I’m an engineer. That’s both a vocation and a personality trait.
In college, engineering students are taught that engineering problems have a correct answer — a perfect solution, you might say. On a test, they usually do. But in real life, there are no perfect solutions.
Designing real-life solutions means compromise. We start with requirements, and then we negotiate amongst those requirements.
“Which of these are basic must-haves?”
“Which are the product differentiators?”
“Which are the nice-to-haves if possible?”
“Which can we push out to version 2.0 or 3.0?”
Almost by definition, all solutions will be imperfect. But we can build a great solution if even an imperfect one.

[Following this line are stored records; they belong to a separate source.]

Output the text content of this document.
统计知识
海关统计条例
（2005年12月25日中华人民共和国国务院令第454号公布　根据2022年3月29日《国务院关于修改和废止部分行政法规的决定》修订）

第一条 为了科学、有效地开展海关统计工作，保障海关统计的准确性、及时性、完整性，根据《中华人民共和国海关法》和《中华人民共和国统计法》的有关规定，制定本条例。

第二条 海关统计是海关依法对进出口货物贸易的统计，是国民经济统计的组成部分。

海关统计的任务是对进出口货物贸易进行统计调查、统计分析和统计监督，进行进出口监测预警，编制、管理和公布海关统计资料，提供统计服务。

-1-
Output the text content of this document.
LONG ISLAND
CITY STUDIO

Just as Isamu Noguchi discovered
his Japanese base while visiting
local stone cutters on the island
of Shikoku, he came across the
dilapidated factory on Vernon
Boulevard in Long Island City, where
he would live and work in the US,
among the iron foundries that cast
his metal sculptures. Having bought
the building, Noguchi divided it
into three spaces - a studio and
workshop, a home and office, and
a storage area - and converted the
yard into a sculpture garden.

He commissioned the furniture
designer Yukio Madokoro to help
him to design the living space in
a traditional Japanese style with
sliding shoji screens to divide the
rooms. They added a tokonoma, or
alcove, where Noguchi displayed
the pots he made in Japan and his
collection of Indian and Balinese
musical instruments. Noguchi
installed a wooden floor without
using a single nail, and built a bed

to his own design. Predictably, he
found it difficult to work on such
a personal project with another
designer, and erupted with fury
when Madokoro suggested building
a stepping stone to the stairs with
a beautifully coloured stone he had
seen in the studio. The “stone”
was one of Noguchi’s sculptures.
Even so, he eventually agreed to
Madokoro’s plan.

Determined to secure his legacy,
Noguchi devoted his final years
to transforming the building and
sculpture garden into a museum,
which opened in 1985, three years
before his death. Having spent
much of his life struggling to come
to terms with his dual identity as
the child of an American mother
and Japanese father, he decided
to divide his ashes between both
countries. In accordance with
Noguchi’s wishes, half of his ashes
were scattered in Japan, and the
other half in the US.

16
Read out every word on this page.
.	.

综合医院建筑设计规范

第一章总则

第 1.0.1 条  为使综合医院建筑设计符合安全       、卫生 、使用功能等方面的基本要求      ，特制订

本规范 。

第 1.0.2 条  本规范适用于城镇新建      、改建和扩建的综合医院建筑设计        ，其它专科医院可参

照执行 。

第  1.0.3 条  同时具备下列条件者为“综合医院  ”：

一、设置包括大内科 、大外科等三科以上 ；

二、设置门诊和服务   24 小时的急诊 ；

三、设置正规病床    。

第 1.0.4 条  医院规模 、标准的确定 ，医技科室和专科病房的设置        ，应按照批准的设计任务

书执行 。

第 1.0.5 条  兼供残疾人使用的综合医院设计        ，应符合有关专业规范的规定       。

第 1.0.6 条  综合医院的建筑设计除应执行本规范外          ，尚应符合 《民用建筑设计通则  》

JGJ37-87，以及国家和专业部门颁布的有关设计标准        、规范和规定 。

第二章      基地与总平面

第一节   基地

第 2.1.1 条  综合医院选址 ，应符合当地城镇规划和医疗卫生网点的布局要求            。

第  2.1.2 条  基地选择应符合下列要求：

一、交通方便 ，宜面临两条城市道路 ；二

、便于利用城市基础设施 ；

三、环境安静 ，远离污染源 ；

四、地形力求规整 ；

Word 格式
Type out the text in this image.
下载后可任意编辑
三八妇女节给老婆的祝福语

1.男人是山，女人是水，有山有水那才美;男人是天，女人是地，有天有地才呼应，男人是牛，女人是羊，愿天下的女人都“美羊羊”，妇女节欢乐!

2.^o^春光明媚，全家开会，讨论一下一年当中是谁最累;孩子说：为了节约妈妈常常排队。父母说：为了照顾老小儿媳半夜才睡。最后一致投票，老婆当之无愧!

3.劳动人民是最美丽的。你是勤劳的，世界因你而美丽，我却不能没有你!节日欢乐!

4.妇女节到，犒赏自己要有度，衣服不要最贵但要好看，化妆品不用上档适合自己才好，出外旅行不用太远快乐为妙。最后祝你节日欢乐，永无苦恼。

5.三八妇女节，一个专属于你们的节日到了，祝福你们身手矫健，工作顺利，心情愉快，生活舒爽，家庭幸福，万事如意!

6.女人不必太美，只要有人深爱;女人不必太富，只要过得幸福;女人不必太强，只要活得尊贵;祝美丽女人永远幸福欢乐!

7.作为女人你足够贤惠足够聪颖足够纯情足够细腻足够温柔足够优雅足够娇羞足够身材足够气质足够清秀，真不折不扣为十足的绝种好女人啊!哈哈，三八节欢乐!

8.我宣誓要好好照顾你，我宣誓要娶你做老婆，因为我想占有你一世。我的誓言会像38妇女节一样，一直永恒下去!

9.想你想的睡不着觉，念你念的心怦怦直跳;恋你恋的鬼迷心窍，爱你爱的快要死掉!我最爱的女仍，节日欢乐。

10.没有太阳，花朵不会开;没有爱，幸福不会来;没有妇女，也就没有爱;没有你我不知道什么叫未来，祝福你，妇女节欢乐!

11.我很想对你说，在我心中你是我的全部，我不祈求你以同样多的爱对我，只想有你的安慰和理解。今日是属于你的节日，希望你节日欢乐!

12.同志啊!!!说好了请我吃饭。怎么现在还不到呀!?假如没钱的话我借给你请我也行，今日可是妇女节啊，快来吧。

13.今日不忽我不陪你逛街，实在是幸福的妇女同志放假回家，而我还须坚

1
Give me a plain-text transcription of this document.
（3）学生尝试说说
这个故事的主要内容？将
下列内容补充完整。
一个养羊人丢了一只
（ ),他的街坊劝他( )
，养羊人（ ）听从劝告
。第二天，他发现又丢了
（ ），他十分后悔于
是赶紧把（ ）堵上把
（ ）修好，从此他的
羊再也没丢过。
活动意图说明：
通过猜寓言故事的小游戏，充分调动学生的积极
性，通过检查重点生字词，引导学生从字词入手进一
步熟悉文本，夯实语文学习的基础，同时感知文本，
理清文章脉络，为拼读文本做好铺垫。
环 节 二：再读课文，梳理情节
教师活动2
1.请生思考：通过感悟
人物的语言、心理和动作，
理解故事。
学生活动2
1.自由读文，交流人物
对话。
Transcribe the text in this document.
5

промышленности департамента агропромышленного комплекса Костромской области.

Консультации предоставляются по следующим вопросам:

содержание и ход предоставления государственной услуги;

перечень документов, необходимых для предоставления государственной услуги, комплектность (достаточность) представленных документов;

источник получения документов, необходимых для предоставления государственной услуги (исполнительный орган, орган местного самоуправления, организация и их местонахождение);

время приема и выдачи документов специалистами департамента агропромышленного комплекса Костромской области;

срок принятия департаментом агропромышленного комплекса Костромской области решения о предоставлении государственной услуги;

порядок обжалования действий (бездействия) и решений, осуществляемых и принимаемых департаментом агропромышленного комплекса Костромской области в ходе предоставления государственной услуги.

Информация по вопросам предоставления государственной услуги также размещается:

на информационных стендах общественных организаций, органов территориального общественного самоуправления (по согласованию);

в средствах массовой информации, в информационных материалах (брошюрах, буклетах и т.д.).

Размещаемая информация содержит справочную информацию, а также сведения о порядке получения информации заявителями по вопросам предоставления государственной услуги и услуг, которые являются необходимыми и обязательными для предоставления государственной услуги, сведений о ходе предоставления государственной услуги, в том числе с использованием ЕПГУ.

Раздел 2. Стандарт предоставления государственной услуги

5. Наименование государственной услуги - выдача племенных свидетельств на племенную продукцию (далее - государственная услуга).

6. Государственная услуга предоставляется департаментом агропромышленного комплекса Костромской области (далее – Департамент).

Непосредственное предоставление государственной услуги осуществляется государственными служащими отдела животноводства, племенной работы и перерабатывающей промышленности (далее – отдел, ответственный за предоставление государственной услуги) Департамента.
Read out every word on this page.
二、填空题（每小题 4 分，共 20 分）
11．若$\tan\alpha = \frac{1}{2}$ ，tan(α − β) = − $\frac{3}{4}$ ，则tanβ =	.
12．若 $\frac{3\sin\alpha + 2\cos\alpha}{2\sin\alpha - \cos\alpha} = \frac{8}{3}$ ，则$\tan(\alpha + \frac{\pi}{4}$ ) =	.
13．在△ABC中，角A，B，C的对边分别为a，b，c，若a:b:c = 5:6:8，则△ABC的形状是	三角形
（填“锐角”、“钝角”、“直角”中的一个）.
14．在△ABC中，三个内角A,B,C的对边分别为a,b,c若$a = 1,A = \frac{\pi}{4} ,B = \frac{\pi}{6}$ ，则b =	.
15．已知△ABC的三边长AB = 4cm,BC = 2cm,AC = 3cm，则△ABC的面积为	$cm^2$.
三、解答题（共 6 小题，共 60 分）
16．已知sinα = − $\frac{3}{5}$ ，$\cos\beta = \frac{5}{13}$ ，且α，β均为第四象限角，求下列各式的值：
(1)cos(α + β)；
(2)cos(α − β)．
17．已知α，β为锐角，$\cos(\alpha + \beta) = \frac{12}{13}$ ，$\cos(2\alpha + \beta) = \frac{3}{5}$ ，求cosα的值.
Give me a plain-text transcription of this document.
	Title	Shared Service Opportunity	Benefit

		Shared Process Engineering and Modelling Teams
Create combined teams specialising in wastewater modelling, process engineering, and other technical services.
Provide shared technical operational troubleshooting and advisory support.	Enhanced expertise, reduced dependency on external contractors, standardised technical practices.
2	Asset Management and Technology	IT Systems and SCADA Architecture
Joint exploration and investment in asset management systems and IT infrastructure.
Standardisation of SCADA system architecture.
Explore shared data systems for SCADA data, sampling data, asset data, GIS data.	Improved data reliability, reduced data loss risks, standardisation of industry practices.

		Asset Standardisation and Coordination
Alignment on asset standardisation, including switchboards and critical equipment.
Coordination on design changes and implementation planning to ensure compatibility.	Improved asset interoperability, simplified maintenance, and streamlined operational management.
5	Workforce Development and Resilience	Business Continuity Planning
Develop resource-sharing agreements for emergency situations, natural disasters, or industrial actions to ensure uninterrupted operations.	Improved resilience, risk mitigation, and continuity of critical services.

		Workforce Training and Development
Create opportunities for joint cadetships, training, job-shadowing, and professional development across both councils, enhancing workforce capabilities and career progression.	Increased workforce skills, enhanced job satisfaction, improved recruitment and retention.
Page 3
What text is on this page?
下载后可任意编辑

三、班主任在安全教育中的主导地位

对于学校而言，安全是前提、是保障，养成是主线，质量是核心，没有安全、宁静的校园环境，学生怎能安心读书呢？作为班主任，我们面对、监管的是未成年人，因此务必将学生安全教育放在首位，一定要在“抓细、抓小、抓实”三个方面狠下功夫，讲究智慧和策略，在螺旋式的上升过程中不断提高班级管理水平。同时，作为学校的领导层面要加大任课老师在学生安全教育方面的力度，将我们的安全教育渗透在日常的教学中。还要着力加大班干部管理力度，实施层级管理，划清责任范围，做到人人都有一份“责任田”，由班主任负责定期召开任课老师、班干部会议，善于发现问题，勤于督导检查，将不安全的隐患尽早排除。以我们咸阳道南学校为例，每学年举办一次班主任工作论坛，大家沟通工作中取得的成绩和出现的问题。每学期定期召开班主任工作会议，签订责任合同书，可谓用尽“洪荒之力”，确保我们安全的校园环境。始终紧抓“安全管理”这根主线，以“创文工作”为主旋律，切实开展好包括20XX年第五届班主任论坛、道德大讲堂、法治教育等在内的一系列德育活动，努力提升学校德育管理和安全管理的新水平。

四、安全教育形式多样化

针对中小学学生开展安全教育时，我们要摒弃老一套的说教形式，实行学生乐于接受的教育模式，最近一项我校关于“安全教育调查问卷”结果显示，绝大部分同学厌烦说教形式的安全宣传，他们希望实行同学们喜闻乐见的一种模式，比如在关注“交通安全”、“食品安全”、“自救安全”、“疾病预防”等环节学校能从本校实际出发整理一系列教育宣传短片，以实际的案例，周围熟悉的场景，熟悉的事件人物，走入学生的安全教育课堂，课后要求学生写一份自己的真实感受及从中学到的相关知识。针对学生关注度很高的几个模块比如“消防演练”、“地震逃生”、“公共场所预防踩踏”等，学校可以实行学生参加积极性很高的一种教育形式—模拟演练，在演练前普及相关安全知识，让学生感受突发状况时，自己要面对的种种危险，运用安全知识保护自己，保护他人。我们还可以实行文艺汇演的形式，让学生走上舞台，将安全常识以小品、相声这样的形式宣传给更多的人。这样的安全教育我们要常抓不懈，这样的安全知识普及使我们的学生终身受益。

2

To do so, we often strive for elegance.
Engineering elegance can manifest itself in a single line of code, a subroutine, or the interface between internet services. It can be found in the operation of a control circuit, a switching mechanism, or the load-bearing beam in a skyscraper. Elegance also shows up in the line of the fender, the sheen of the exposed pipe, or the lever’s feel in your hand.
Elegance is subjective, but you know it when you see it. Artists speak of it. So do mathematicians and physicists. Elegance usually marries function with aesthetics and has an economy to it.
Finding imperfect but elegant solutions through compromise and negotiation has taught me a great deal about people problems.
Useful solutions will, by definition, be imperfect, but that doesn’t mean we can’t strive for elegance.